Poinsett Park: Narrow Poinsett Park was a narrow grass strip with Baxter Creek buried in a pipe. In 1996 the city opted to “daylight” the creek rather than replace the failing pipe. By creating step pools and a somewhat meandering channel (Report), storm flows were slowed, lessening erosion and flooding downstream. The naturalized channel also lets water soak into soil.

Planted native trees and brush now all but hide the little creek. These woody plants have many environmental benefits, but they do little to trap and filter pollutants.

If this project were designed now, curbs might be cut to channel street runoff into the park.

Ohlone Greenway between Portola and Schmidt: A small unnamed creek flowing from Arlington Park in the El Cerrito Hills had been channeled into a storm drain next to the Ohlone Greenway, a popular pedestrian/bicycle trail under the BART tracks. In 1996, again because the pipe was failing, the city “daylighted” a segment of creek, creating a block-long north-south channel where none had existed naturally.

This project lacks underdrains, special permeable soils, high-flow overflow pipes, and other refinements of more recent swales. Nevertheless, it slows storm flows and allows rain to soak into soil, while its water weeds filter and trap pollutants.

Cerrito Creek at El Cerrito Plaza: Cerrito Creek edging El Cerrito Plaza had been strait-jacketed into a partly concrete ditch (below left). Oil, gas, and heavy metals from the parking lot washed straight to the creek.

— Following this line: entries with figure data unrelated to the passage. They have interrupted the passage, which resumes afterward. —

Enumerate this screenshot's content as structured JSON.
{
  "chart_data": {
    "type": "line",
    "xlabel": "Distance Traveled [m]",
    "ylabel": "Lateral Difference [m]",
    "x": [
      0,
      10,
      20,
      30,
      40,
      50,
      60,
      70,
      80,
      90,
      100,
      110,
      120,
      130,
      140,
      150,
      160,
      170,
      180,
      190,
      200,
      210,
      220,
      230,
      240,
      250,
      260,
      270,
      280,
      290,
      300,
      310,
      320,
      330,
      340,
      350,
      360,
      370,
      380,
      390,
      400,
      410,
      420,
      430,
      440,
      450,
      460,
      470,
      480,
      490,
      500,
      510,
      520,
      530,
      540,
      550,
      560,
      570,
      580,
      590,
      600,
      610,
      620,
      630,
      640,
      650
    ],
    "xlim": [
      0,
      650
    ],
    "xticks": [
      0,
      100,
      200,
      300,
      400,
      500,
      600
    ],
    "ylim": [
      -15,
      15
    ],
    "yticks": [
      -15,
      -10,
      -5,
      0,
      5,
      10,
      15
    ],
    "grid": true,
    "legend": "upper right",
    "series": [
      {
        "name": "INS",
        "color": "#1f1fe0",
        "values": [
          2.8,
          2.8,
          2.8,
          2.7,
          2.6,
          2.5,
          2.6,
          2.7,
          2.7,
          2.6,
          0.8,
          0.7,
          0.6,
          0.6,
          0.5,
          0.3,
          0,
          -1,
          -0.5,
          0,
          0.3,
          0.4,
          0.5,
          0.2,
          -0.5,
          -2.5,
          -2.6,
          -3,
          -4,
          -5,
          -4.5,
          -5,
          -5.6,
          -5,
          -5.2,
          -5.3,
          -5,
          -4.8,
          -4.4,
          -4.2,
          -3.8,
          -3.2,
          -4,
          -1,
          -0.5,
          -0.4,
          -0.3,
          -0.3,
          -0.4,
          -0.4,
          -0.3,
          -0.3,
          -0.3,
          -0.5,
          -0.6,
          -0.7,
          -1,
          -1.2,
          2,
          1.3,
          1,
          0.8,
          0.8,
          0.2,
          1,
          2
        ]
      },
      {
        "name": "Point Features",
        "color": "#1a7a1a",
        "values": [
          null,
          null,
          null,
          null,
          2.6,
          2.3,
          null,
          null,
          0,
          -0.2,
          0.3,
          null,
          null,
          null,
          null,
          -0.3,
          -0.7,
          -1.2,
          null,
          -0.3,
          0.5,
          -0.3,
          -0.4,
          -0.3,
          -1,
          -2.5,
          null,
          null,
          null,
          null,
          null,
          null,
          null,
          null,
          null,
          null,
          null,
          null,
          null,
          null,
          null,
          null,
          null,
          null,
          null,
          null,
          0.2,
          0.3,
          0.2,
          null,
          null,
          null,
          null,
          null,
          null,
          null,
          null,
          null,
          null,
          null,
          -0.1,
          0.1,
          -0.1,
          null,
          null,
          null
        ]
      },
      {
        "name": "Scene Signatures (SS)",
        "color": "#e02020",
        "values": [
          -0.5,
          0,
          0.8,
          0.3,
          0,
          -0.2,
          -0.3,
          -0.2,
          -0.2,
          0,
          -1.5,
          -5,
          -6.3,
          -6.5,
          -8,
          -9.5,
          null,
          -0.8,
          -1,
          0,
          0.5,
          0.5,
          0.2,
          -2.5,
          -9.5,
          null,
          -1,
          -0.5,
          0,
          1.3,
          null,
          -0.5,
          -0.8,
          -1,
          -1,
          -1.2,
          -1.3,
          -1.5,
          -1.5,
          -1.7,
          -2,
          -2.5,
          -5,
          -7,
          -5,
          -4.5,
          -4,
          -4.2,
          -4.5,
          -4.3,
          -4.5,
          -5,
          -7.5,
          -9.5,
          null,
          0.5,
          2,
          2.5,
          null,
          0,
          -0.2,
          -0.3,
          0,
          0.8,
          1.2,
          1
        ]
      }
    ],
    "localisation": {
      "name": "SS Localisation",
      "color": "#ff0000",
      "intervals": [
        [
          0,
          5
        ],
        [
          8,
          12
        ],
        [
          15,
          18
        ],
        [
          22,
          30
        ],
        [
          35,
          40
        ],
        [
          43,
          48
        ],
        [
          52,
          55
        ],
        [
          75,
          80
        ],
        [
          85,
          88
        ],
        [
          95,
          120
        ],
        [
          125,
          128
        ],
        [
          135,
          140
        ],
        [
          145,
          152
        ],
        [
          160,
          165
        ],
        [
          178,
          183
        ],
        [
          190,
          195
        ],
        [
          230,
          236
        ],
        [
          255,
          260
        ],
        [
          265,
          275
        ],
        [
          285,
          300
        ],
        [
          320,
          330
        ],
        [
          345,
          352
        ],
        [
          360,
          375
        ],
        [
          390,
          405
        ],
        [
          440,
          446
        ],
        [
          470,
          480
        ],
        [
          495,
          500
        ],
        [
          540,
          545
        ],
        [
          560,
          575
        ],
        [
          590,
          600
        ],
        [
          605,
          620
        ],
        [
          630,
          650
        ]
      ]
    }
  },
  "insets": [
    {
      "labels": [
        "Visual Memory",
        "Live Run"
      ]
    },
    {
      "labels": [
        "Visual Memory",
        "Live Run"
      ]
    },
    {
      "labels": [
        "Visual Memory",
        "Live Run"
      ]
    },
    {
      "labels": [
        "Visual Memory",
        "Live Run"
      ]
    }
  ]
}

A 2001 restoration supported by volunteers, Coastal Conservancy funds, and the City of El Cerrito moved the parking lot back to create a creekside trail along a naturalized channel.

As the photo below shows, the creek, hidden by trees at left, now is buffered from parking-lot pollution. The slightly meandering, rough channel slows storm flows to some degree. Water can soak into soil. Cattails and watercress provide some pollutant removal where they are not shaded out.

The permeable trail shown in the photo below has been replaced by impermeable decomposed granits. Made using “cullet,” bits left over from glass recycling, held in place by recycled-plastic cells, it must be considered a failure in this public setting. The glass frightened some people. Wheelchairs bogged down when the glass was deep enough to cover recycled-plastic cells aimed a holding a base for the trail. Thinning the glass exposed the cells, which then were easily kicked loose, creating a hazard.